Currently attrgetter accepts dotted path while getting attributes from an object. I propose it should not only accept dotted paths, but other separators as well. Like this:
Allowing different types of separators in attrgetter will help users by a nested attribute path which is not dotted (could be something else such as underscore, or slash).
For example, in Django, they use __ as nested relation in ORM. Hence if we define the following code a nested relation (simplified example):
class B:
name = 'A'
class A:
b = B()
Then in Django, you should be able to get data for B from A (only in ORM, not in actual objects) then you can use the following code.
A.objects.values('b__name')
If we allow separators in attrgetter, then we can resonate this behavior at object level.
>>a = A.objects.create(**kwargs) # its an example relevant to Django
>>print(attrgetter(a, 'b__name'))
A
If we allow having separator, it will be bit more consistent for users of attrgetter and it should be a simple enough change.
As noted in issue #46151, the operator module was intended to and generally does expose internal functions, as they are coded in C in CPython, to Python itself. That issue created a small special-case exception to facilitate the use of attrgetter as a key function in .sort and other methods and functions. The previous option was to instead write a lambda function. I do not believe that #46151 intended to generally open operator and attrgetter to additions beyond the functions exposed.
attrgetter(string) returns a function meant to be called with an object that has an attribute named by the string. In the example above, attrgetter(a, 'b__name') must instead be attrgetter('b__name')(a).
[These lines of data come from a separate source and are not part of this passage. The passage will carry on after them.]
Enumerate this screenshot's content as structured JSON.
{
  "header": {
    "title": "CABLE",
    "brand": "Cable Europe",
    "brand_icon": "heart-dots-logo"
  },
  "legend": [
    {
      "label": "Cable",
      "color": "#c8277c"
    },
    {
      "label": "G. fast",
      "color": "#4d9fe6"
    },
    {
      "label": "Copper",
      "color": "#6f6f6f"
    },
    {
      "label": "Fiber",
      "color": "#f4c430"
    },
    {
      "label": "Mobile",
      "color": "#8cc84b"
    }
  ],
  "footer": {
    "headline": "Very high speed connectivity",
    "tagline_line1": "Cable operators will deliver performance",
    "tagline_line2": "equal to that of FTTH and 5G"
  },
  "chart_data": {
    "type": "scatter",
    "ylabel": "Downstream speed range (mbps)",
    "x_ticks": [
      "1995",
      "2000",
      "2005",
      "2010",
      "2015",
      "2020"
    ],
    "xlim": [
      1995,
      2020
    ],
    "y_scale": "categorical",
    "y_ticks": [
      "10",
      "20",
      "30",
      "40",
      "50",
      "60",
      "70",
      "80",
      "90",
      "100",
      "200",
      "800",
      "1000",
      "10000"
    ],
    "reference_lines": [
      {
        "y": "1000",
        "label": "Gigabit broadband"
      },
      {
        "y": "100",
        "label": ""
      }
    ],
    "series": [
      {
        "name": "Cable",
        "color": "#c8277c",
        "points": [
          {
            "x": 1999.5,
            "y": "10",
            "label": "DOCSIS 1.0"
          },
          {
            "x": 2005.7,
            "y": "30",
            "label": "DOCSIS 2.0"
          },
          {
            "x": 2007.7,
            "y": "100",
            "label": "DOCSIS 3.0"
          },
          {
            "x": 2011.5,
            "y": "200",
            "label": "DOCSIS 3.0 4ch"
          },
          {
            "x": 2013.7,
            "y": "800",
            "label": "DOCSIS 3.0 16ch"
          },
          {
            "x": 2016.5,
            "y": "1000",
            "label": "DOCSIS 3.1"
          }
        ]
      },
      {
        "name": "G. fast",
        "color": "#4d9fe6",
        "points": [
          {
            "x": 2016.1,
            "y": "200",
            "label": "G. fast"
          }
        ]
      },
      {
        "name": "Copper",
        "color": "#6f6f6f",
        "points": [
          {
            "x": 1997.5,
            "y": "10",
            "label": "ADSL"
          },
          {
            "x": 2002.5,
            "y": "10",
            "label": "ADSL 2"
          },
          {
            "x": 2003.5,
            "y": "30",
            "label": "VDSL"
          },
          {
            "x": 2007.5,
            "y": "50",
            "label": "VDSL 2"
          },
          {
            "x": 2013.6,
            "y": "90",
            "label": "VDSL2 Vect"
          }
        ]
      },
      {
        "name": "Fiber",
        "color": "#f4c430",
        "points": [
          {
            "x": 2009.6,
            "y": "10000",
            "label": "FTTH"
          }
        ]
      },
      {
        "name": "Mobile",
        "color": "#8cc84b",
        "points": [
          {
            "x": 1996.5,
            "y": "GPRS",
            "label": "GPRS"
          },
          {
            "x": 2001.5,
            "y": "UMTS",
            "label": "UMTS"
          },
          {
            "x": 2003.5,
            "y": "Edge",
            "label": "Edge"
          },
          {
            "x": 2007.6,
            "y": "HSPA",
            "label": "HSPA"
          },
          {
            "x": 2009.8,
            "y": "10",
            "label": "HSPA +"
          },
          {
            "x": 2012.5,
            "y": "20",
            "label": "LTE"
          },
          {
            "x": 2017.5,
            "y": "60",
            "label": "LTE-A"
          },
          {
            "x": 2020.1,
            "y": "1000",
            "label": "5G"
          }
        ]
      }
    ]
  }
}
If one is passing a string linteral, as is the usual case I think, one can just as well, and even easier, pass the normal, legal python syntax. attrgetter('b.name')(a) works now, as I just verified.
If one wants to pass python object attribute names in string variables with app-specific non-pyobject syntax, such as s='b__name', it is not unreasonable to have the app or app user provide a conversion function. In this case,
def at(s): return s.replace('__', '.') # Convert Django ORM attr name to python object dotted name.
j = 'b__name'
attrgetter(at(j))(a)
# prints 'A' (verified)
(The use of .replace was suggested by sobolevn in a comment.